Структура романа с. н. есина ленин. смерть титана
Однако в своей целостности этот роман представляет из себя исключительно художественное явление. На мой непросвещенный взгляд, новаторство С.Н.Есина здесь заключается в том, что он прямо отсылает нас на несколько столетий назад, к 17-18 векам, когда, по сути дела, только зарождался роман. Он, как мы помним, испытывал влияние многих жанров: и идиллических и классических новелл периода Античности и Средневековья, и психологической прозы и мемуарной литературы конца 17-го столетия. Известная ленинская фраза «Мы пойдем другим путем» имеет у автора двоякое значение (он намеренно обращает на нее внимание, внося уточнение: как придумают мне потом «крылатую фразу»): минуя дальнейшее развитие романической школы. С.Н.Есин словно бы отстраняется от всех существующих традиций и задает своему роману новое направление, которое я бы обозначил так: публицистический роман-зеркало. Тематически его можно было бы отнести к интеллектуальному роману или, если пользоваться авторским самоназванием, мыслительным романом. Но главное определение ему все же, на мой взгляд, необходимо давать в структурном отношении: это, безусловно, роман-ключ. Каждая фраза «Титана» имеет свой код. Приведу еще одну цитату, которая, возможно, дополнит мою мысль: «А хаос существует, пока не открыт закон, который им управляет, потому что и хаос — это раскодированный порядок». Функции «Титана» многозначительны: это и роман мысли, и исторический роман, и во многом антимифологическое произведение. В процессе чтения с нами происходит удивительное: на примере внутренней жизни Ильича мы сами невольно начинаем строить в своей голове целостную картину мироздания. Автор пишет: «Писать о Ленине — это писать еще и гигантскую историю страны».
Немного истории. Небезызвестные нам символисты, такие, как Андрей Белый и Федор Сологуб, считали, что о вечном следует говорить языком реализма. Конечно, в этом смысле они не являлись первооткрывателями и сами это признавали. Взять в качестве примера хотя бы народные сказки из сборника Афанасьева. Ведь наряду с занимательностью они всегда несут в себе какую-то глубокую народную мысль. В этом отношении С.Н.Есин поступил по-символистски.
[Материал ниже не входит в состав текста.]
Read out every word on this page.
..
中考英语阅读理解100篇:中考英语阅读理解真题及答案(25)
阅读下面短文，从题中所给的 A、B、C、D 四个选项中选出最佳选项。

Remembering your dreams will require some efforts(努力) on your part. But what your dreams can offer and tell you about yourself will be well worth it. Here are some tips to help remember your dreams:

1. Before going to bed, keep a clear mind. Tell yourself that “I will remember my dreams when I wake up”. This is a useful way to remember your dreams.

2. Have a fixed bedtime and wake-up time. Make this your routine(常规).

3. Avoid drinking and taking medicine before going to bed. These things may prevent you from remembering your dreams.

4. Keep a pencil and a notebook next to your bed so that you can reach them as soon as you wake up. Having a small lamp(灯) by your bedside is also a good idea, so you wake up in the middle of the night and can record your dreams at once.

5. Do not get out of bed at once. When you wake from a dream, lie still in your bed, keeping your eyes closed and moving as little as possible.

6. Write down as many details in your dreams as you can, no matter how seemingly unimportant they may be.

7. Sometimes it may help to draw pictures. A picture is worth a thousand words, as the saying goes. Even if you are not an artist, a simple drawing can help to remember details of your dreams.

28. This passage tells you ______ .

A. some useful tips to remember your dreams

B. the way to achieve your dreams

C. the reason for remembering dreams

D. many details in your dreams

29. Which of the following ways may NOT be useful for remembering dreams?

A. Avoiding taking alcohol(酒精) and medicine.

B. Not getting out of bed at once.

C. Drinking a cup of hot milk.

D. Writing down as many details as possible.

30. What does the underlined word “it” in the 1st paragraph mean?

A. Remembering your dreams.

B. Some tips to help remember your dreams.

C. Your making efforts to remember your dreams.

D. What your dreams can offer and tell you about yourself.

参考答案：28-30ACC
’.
Правда, внешней оболочкой своего мыслительного романа он избрал язык фактов и документов. Что характерно: здесь он прибегает даже не к цитатам, а к цитатам Ленина — из Ленина.
Уже сама смелость подхода, как мне кажется, может извинить автору все неровности в романе. Ведь в выстраивании образного ряда Есин ограничен и должен опираться на те материалы, которые существуют и многим давно известны. Тем не менее, автор умело справляется с самому себе поставленной задачей. Читаешь его «логически оно скруглено, как яблоко» о марксовом учении — и живо начинаешь представлять себе концепции великого материалиста, которые вслед за тем тут же и приводятся в романе. Не могу не пробежать мимо некоторых других живых фраз, наличествующих в романе: «Драка — это вообще мужское занятие!» (о жизни) или - о закрытии в 1882-м году однлй антиправительственной газеты: «Не понравилось изданьице, сочли щекотливым, собрались вечером за коньячком или преферансом сиятельные министры и — закрылись!»Согласитесь, описанное живо и образно!
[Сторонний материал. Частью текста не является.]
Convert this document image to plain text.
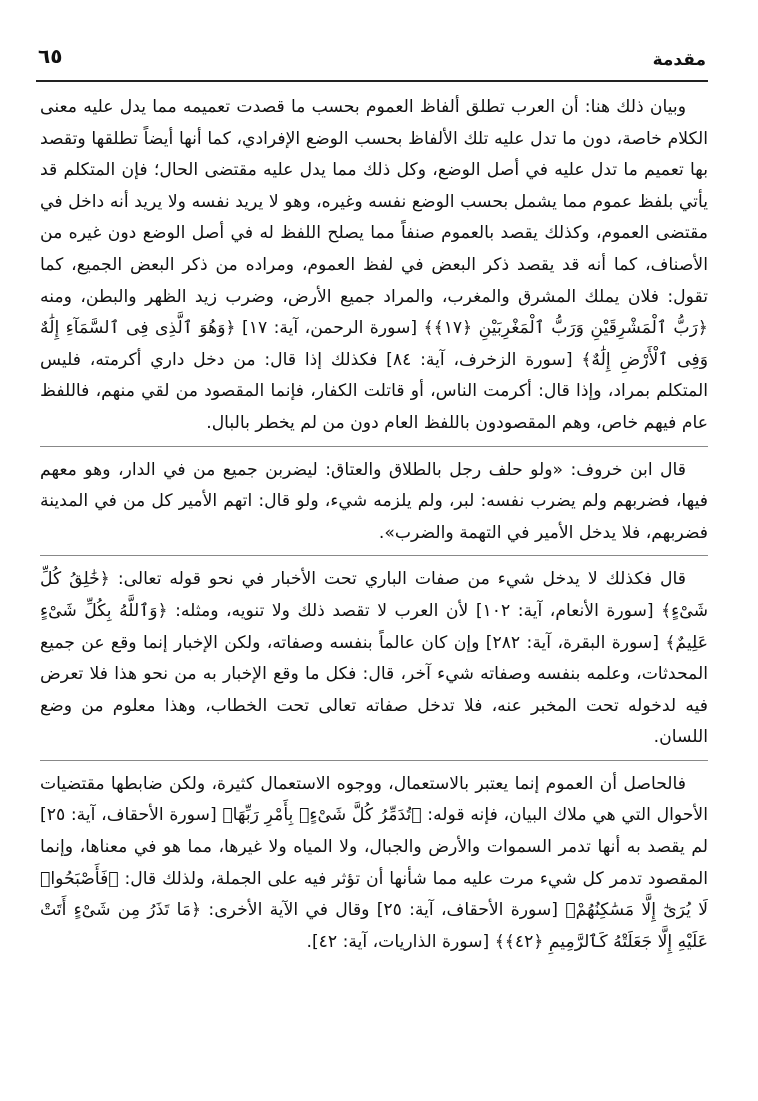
٦٥	مقدمة

وبيان ذلك هنا: أن العرب تطلق ألفاظ العموم بحسب ما قصدت تعميمه مما يدل عليه معنى الكلام خاصة، دون ما تدل عليه تلك الألفاظ بحسب الوضع الإفرادي، كما أنها أيضاً تطلقها وتقصد بها تعميم ما تدل عليه في أصل الوضع، وكل ذلك مما يدل عليه مقتضى الحال؛ فإن المتكلم قد يأتي بلفظ عموم مما يشمل بحسب الوضع نفسه وغيره، وهو لا يريد نفسه ولا يريد أنه داخل في مقتضى العموم، وكذلك يقصد بالعموم صنفاً مما يصلح اللفظ له في أصل الوضع دون غيره من الأصناف، كما أنه قد يقصد ذكر البعض في لفظ العموم، ومراده من ذكر البعض الجميع، كما تقول: فلان يملك المشرق والمغرب، والمراد جميع الأرض، وضرب زيد الظهر والبطن، ومنه ﴿رَبُّ ٱلْمَشْرِقَيْنِ وَرَبُّ ٱلْمَغْرِبَيْنِ ﴿١٧﴾﴾ [سورة الرحمن، آية: ١٧] ﴿وَهُوَ ٱلَّذِى فِى ٱلسَّمَآءِ إِلَٰهٌ وَفِى ٱلْأَرْضِ إِلَٰهٌ﴾ [سورة الزخرف، آية: ٨٤] فكذلك إذا قال: من دخل داري أكرمته، فليس المتكلم بمراد، وإذا قال: أكرمت الناس، أو قاتلت الكفار، فإنما المقصود من لقي منهم، فاللفظ عام فيهم خاص، وهم المقصودون باللفظ العام دون من لم يخطر بالبال.

قال ابن خروف: «ولو حلف رجل بالطلاق والعتاق: ليضربن جميع من في الدار، وهو معهم فيها، فضربهم ولم يضرب نفسه: لبر، ولم يلزمه شيء، ولو قال: اتهم الأمير كل من في المدينة فضربهم، فلا يدخل الأمير في التهمة والضرب».

قال فكذلك لا يدخل شيء من صفات الباري تحت الأخبار في نحو قوله تعالى: ﴿خَٰلِقُ كُلِّ شَىْءٍ﴾ [سورة الأنعام، آية: ١٠٢] لأن العرب لا تقصد ذلك ولا تنويه، ومثله: ﴿وَٱللَّهُ بِكُلِّ شَىْءٍ عَلِيمٌ﴾ [سورة البقرة، آية: ٢٨٢] وإن كان عالماً بنفسه وصفاته، ولكن الإخبار إنما وقع عن جميع المحدثات، وعلمه بنفسه وصفاته شيء آخر، قال: فكل ما وقع الإخبار به من نحو هذا فلا تعرض فيه لدخوله تحت المخبر عنه، فلا تدخل صفاته تعالى تحت الخطاب، وهذا معلوم من وضع اللسان.

فالحاصل أن العموم إنما يعتبر بالاستعمال، ووجوه الاستعمال كثيرة، ولكن ضابطها مقتضيات الأحوال التي هي ملاك البيان، فإنه قوله: ﴿تُدَمِّرُ كُلَّ شَىْءٍۭ بِأَمْرِ رَبِّهَا﴾ [سورة الأحقاف، آية: ٢٥] لم يقصد به أنها تدمر السموات والأرض والجبال، ولا المياه ولا غيرها، مما هو في معناها، وإنما المقصود تدمر كل شيء مرت عليه مما شأنها أن تؤثر فيه على الجملة، ولذلك قال: ﴿فَأَصْبَحُوا۟ لَا يُرَىٰٓ إِلَّا مَسَٰكِنُهُمْ﴾ [سورة الأحقاف، آية: ٢٥] وقال في الآية الأخرى: ﴿مَا تَذَرُ مِن شَىْءٍ أَتَتْ عَلَيْهِ إِلَّا جَعَلَتْهُ كَٱلرَّمِيمِ ﴿٤٢﴾﴾ [سورة الذاريات، آية: ٤٢].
Как мне кажется, ленинский монолог в качестве основы всего романа С.Н.Есиным избран не случайно. Этим автор нам словно бы говорит: только входя столь глубоко в положение исторического деятеля, можно мыслить исторически.
Конечно, несмотря на то, что в романе многое опирается на документы и даже сопровождается цитатами, образ героя не имеет полной связи с реально существовавшим вождем революции. Нет, он, конечно, на него многим похож. Но когда читаешь роман, то невольно складывается ощущение, что на тебя зорким взглядом смотрит еще и автор произведения и тихо с тобой разговаривает. Взять хотя бы такую фразу: «Я вообще люблю писать, макать перо в чернила, люблю бумагу, мысли, бегущие одна за другой, мне это доставляет физиологическое удовольствие!» Реальный Ленин, как известно, не отвлекался на такого рода подробности, он всегда глядел в одну точку. Он даже об авторе «Феноменологии духа» говорил: «Стараюсь читать Гегеля только материалистически!» С литературой же у него вообще имелись свои счеты: он считал, что она должна служить только делу революции.
Есинский же Ленин смотрит на все, что его окружает, глазами писателя. Каждый предмет, каждая точка так и просится у него на описание. Для этого он часто пользуется известным приемом остранения. Причина, по которой Есин к подобному прибегает, для меня понятна и очевидна: этим самым он меня как читателя вызывает на диалог. Этот вызов дополняется бесконечными высказываниями-отступлениями вроде следующего: интересно, мол, было бы узнать, как на это посмотрят те-то и те-то. Также автор пользуется приемом узнавания. Есинский Ленин постоянно произносит свои известные, уже давно ставшие афоризмами выражения и противопоставляет им то, что говорилось и думалось в действительности. Дальше — больше. Сопоставляя реального Ленина с мифологизированным, мы словно читаем самих себя, пытаясь угадать, что в нас есть от Ленина. И заново, отстраняясь от догматического марксизма, переживаем идеи автора «Коммунистического Манифеста», думаем о том, как их можно к сегодняшней жизни применить. А затем, погружасяь вместе с Есиным и Лениным в крестьянскую бедноту дореволюционного времени, все больше и больше начинаем понимать, что нет никакого резона возвращаться в ту «Россию, которую мы потеряли».